How are top IT companies doing in keeping their flock together?
Information technology companies listed on Indian bourses were historically assessed by the forecast or outlook they gave at the end of each quarter. But in the last two and a half years of the Covid-19 pandemic another parameter became part of the analyst lingo, ‘attrition’.
On the one hand, IT companies were required to take care of their employees physically and mentally even when they were not in offices. On the other hand, companies also had to ensure they move seamlessly to a remote work environment and yet get the workflow streamlined to meet client needs.
Then came the tsunami of the ‘great resignation’, as demand for skilled staff soared not just within the industry and from startups armed with bagful of money from venture capital investors, but also from other sectors. The unprecedented demand led to a war for talent. This reflected in employees’ pay packets as well as companies’ wage bills and also in the attrition levels as legacy IT services firms became the favourite hunting ground for tech talent.
This affects tech companies’ earnings, too, as a churn in the workplace puts pressure on training and integration costs for hiring afresh as replacements. Since the wage cost is a key component of the mix, it has its impact on profits and therefore earnings per share for equity holders.
Over the last few quarters, the attrition levels had surged with the top IT firms seeing on an average about 20% of their staff resigning on an annualised basis. This is nearly double the levels seen before the Covid-19 pandemic.
Given that the top four Indian IT companies—Tata Consultancy Services, Infosys, Wipro and HCL—employ nearly 1.5 million people across the globe, this also means nearly 3 lakh people are quitting jobs every year from the biggest software services companies alone.
But there seems to be a silver lining, as data shared by the IT firms for the second quarter ended September 30 shows.
The silver lining
The top software service companies are not adding to their workforce at the same pace as they were in the recent past. Instead, they are trying to do more work without hiring a large number of people.
This could be partly due to concerns of an impending recession in the US and Europe—the biggest markets for Indian IT companies. Demand from clients in these regions will likely slow down as central banks tighten monetary policy to control high inflation amid the ongoing Russia-Ukraine war and its impact on prices of crude oil, metals and farm commodities.
With the US Federal Reserve and other major central banks still increasing policy rates to fight inflation, costs for companies in these countries will continue to rise and prompt them to control capital expenditure for expansion although some firms may still want to boost productivity to create better value for their shareholders.

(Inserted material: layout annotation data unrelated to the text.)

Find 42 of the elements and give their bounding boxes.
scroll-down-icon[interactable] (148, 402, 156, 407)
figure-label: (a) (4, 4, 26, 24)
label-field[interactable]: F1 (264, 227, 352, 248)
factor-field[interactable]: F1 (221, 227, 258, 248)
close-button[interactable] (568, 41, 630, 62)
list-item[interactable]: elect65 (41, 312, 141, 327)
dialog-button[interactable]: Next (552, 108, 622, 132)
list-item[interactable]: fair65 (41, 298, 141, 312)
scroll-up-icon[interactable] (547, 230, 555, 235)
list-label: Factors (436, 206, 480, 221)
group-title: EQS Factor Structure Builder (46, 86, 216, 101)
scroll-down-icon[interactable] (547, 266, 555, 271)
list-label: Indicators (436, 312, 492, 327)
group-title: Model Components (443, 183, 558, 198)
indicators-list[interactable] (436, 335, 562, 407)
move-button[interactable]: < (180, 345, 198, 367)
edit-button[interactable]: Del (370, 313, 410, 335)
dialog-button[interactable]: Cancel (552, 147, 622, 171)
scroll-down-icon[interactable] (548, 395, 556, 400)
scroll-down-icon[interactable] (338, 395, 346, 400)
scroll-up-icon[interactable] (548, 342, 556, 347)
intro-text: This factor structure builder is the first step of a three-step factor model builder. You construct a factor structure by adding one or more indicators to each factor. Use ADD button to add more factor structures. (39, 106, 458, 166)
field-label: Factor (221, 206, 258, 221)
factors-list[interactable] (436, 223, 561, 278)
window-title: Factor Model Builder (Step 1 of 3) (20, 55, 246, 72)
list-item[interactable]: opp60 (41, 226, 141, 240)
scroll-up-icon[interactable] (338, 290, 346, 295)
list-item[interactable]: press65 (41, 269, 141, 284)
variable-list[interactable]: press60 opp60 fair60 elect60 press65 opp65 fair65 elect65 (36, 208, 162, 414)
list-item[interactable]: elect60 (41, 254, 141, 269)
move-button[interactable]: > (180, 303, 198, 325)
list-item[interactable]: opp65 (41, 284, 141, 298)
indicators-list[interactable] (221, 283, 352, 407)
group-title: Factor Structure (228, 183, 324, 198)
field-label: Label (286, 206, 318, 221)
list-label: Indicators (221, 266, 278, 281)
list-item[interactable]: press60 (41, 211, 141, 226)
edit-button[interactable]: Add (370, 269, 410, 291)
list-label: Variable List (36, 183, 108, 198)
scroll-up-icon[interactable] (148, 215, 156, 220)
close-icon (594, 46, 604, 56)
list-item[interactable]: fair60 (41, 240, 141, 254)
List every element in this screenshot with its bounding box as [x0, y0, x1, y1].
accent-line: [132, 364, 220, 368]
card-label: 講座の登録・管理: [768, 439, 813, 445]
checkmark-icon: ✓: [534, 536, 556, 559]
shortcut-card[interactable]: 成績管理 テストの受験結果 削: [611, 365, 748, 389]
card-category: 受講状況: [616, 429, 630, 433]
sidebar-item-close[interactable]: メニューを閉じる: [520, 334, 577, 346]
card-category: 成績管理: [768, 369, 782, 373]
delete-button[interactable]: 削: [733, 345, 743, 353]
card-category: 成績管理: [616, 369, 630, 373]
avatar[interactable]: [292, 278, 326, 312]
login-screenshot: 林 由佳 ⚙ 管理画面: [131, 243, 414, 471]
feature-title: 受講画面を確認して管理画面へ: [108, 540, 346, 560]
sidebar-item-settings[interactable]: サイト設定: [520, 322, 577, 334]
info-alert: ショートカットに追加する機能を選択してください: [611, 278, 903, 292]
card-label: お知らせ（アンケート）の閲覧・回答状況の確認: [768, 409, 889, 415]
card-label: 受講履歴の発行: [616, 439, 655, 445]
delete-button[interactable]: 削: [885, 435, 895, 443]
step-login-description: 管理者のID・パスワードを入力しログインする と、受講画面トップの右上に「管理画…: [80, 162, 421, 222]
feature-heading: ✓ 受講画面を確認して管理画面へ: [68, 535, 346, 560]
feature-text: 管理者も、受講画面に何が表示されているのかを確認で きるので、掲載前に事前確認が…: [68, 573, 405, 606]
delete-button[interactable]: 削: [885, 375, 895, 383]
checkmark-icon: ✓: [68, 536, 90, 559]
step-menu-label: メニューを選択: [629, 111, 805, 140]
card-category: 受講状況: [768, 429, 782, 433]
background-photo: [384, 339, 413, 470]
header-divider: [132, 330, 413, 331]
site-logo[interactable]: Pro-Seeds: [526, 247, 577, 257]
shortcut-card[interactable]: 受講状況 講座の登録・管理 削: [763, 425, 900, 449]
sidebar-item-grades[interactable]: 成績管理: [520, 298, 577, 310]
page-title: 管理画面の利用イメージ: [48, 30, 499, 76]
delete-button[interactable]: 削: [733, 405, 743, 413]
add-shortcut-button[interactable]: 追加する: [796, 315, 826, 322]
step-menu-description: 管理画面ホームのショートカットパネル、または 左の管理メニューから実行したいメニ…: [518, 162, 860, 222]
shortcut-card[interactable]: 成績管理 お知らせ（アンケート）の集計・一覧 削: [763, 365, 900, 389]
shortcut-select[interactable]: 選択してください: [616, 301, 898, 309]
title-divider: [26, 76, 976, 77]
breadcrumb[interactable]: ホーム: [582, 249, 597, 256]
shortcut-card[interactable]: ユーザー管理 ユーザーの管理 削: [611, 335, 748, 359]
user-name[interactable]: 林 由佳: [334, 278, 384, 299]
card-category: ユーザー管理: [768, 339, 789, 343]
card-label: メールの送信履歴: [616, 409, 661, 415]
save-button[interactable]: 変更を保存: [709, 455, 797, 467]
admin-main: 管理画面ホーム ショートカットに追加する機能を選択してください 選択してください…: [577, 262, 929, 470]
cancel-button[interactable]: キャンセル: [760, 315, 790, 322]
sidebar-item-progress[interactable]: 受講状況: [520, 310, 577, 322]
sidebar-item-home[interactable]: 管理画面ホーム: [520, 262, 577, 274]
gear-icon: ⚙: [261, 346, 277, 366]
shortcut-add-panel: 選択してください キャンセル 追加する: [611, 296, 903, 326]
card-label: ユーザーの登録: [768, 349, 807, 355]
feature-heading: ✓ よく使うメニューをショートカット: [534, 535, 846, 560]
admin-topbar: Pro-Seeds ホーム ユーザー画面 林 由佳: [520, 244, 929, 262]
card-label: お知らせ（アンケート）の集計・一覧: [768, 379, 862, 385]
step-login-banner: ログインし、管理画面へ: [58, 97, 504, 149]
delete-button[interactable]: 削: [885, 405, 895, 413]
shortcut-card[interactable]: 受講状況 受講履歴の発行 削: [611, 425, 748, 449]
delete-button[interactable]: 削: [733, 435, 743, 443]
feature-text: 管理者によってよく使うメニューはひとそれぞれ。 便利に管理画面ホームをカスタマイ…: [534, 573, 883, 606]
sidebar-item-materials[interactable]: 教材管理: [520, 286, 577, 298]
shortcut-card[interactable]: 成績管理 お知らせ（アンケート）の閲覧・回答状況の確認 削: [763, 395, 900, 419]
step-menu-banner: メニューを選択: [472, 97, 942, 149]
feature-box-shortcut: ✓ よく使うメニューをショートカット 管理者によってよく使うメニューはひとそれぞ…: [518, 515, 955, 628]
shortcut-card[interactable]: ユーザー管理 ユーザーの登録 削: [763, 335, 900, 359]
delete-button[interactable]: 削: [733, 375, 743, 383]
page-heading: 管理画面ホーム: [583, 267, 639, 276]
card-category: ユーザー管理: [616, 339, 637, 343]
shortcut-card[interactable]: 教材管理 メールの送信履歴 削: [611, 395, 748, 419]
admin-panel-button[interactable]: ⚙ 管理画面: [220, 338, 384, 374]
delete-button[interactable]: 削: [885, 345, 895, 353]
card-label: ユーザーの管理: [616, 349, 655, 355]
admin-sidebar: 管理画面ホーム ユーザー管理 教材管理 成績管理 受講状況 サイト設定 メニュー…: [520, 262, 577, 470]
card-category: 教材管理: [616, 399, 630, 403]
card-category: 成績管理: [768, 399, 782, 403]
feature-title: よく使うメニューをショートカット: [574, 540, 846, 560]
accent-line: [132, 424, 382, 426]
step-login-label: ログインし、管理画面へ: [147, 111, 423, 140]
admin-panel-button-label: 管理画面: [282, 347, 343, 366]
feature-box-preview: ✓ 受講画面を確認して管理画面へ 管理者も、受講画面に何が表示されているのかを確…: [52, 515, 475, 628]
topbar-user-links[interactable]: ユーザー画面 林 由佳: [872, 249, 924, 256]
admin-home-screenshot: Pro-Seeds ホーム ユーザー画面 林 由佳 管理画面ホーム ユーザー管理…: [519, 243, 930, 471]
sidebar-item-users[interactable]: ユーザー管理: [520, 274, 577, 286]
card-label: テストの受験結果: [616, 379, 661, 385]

Broadly, the top IT companies were adding 50,000 or more additional employees to their headcount in the previous four quarters. This number almost halved last quarter. This is mainly because of Wipro, which recruited just a few hundred staff on a net basis as against more than 10,000 net additions previously. TCS, India’s biggest IT services exporter, also moderated its pace of net additions significantly.
HCL, however, was an outlier on a sequential basis even though it had seen a similar cutback.
Compared with the year-earlier period, both HCL and Wipro added over 30,000 people in their ranks. The number for Infosys and TCS is almost twice and thrice, respectively. TCS still accounts for about 43% of the total employees among the top four IT firms.
IT companies, however, can breathe a little easy as the attrition levels are not increasing anymore. Attrition levels for IT services personnel for the trailing 12 months have either declined or remained stable on a sequential basis for three of the four companies—TCS being the outlier.
Attrition levels for Infosys and Wipro in the July-September period fell to the lowest level in three quarters. The level had peaked for Infosys in the quarter ended June 30. For Wipro, attrition has fallen for a second quarter in a row.
HCL’s attrition level also remained at the same level in Q2 FY23 as in Q1 FY23, indicating it also seems to have managed to control the resignation drive.
But TCS is still struggling. A year ago, the company had said that its “philosophy” of investing in people and its “progressive workplace policies” resulted in “industry-leading talent retention”. At the time, its IT services attrition rate was 11.9%, the lowest in the industry. Now, this level is at 21.5%. True, TCS continues to enjoy the lowest attrition level but the percentage has almost doubled, and it is still rising.
The Mumbai-based company says that the quarterly annualized attrition has peaked in Q2 and that it would begin to moderate in the October-March period as IT professionals temper their salary expectations and as talent supply catches up across the software industry.
The bottom line
To be sure, all of the major IT organisations’ attrition rates over the last 12 months have stayed higher than they were during the same time last year.
To deal with the situation, the largest IT service providers in India have switched their emphasis from accumulating talent to increasing their productivity. The tapering of net additions over the past three months reflects this trend.
TCS stands out in this aspect because its attrition rates are still increasing sequentially. But it, too, sees a slowing down in the coming months.
Overall, the good news is that the headache of attrition seems to be becoming more manageable. Moreover, this is happening at a time when new-age startups, who were gobbled up tech talent until recently, have been laying people off as they experience difficulties due to a slowdown in venture capital funding.